How to get char* from char**

Question

I understand that & is used to reference the address of object so &char* = char**. Is there anyway to reverse this so that I can get char* from char**?

So I have:

char** str; //assigned to and memory allocated somewhere

printf ("%s", str); //here I want to print the string.

How would I go about doing this?

Answer 1

You can use the dereference operator.

The dereference operator operates on a pointer variable, and returns an l-value equivalent to the value at the pointer address. This is called "dereferencing" the pointer.

char** str; //assigned to and memory allocated somewhere

printf ("%s", *str); //here I want to print the string.

Answer 2

If you have a T* (called a pointer to an object of type T) and want to get a T (an object of type T), you can use the operator *. It returns the object pointed by your pointer.

In this case you've got a pointer to an object of type char* (that's it: (char*)*) so you can use *.

Another way could be that of using operator [], the one you use to access the arrays. *s is equal to s[0], while s[n] equals *(s+n).

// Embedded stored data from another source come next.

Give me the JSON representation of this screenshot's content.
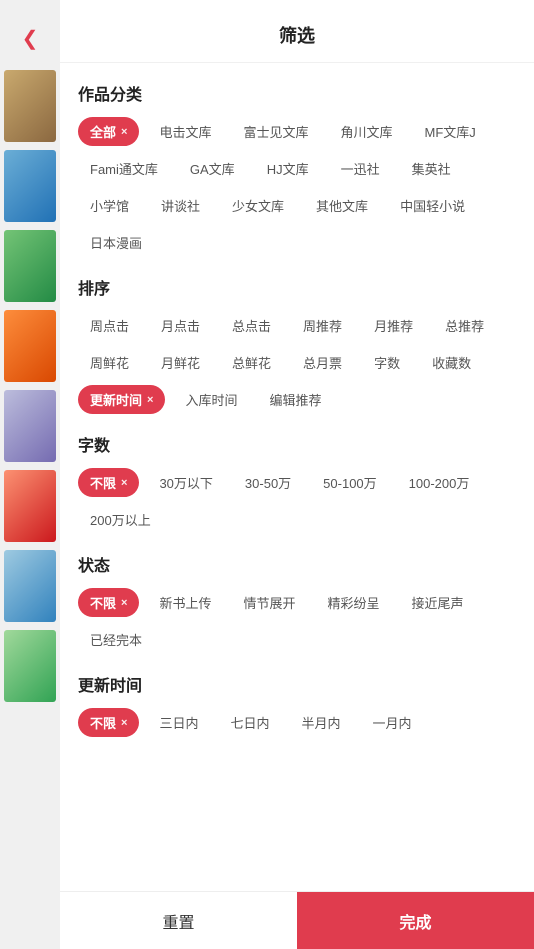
{
  "title": "筛选",
  "back_icon": "‹",
  "sections": {
    "category": {
      "label": "作品分类",
      "tags": [
        {
          "text": "全部",
          "active": true,
          "closeable": true
        },
        {
          "text": "电击文库",
          "active": false
        },
        {
          "text": "富士见文库",
          "active": false
        },
        {
          "text": "角川文库",
          "active": false
        },
        {
          "text": "MF文库J",
          "active": false
        },
        {
          "text": "Fami通文库",
          "active": false
        },
        {
          "text": "GA文库",
          "active": false
        },
        {
          "text": "HJ文库",
          "active": false
        },
        {
          "text": "一迅社",
          "active": false
        },
        {
          "text": "集英社",
          "active": false
        },
        {
          "text": "小学馆",
          "active": false
        },
        {
          "text": "讲谈社",
          "active": false
        },
        {
          "text": "少女文库",
          "active": false
        },
        {
          "text": "其他文库",
          "active": false
        },
        {
          "text": "中国轻小说",
          "active": false
        },
        {
          "text": "日本漫画",
          "active": false
        }
      ]
    },
    "sort": {
      "label": "排序",
      "tags": [
        {
          "text": "周点击",
          "active": false
        },
        {
          "text": "月点击",
          "active": false
        },
        {
          "text": "总点击",
          "active": false
        },
        {
          "text": "周推荐",
          "active": false
        },
        {
          "text": "月推荐",
          "active": false
        },
        {
          "text": "总推荐",
          "active": false
        },
        {
          "text": "周鲜花",
          "active": false
        },
        {
          "text": "月鲜花",
          "active": false
        },
        {
          "text": "总鲜花",
          "active": false
        },
        {
          "text": "总月票",
          "active": false
        },
        {
          "text": "字数",
          "active": false
        },
        {
          "text": "收藏数",
          "active": false
        },
        {
          "text": "更新时间",
          "active": true,
          "closeable": true
        },
        {
          "text": "入库时间",
          "active": false
        },
        {
          "text": "编辑推荐",
          "active": false
        }
      ]
    },
    "wordcount": {
      "label": "字数",
      "tags": [
        {
          "text": "不限",
          "active": true,
          "closeable": true
        },
        {
          "text": "30万以下",
          "active": false
        },
        {
          "text": "30-50万",
          "active": false
        },
        {
          "text": "50-100万",
          "active": false
        },
        {
          "text": "100-200万",
          "active": false
        },
        {
          "text": "200万以上",
          "active": false
        }
      ]
    },
    "status": {
      "label": "状态",
      "tags": [
        {
          "text": "不限",
          "active": true,
          "closeable": true
        },
        {
          "text": "新书上传",
          "active": false
        },
        {
          "text": "情节展开",
          "active": false
        },
        {
          "text": "精彩纷呈",
          "active": false
        },
        {
          "text": "接近尾声",
          "active": false
        },
        {
          "text": "已经完本",
          "active": false
        }
      ]
    },
    "update_time": {
      "label": "更新时间",
      "tags": [
        {
          "text": "不限",
          "active": true,
          "closeable": true
        },
        {
          "text": "三日内",
          "active": false
        },
        {
          "text": "七日内",
          "active": false
        },
        {
          "text": "半月内",
          "active": false
        },
        {
          "text": "一月内",
          "active": false
        }
      ]
    }
  },
  "footer": {
    "reset_label": "重置",
    "done_label": "完成"
  }
}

If your char** s is an array of char*, by using printf( "%s", *str ) you'll print the first one only. In this case it's probably easier to read if you use []:

for( i = 0; i < N; ++ i ) print( "%s\n", str[i] );

Althought it's semantically equivalent to:

 for( i = 0; i < N; ++ i ) print( "%s\n", *(str+i) );

Answer 3

Dereference str:

print ("%s", *str); /* assuming *str is null-terminated */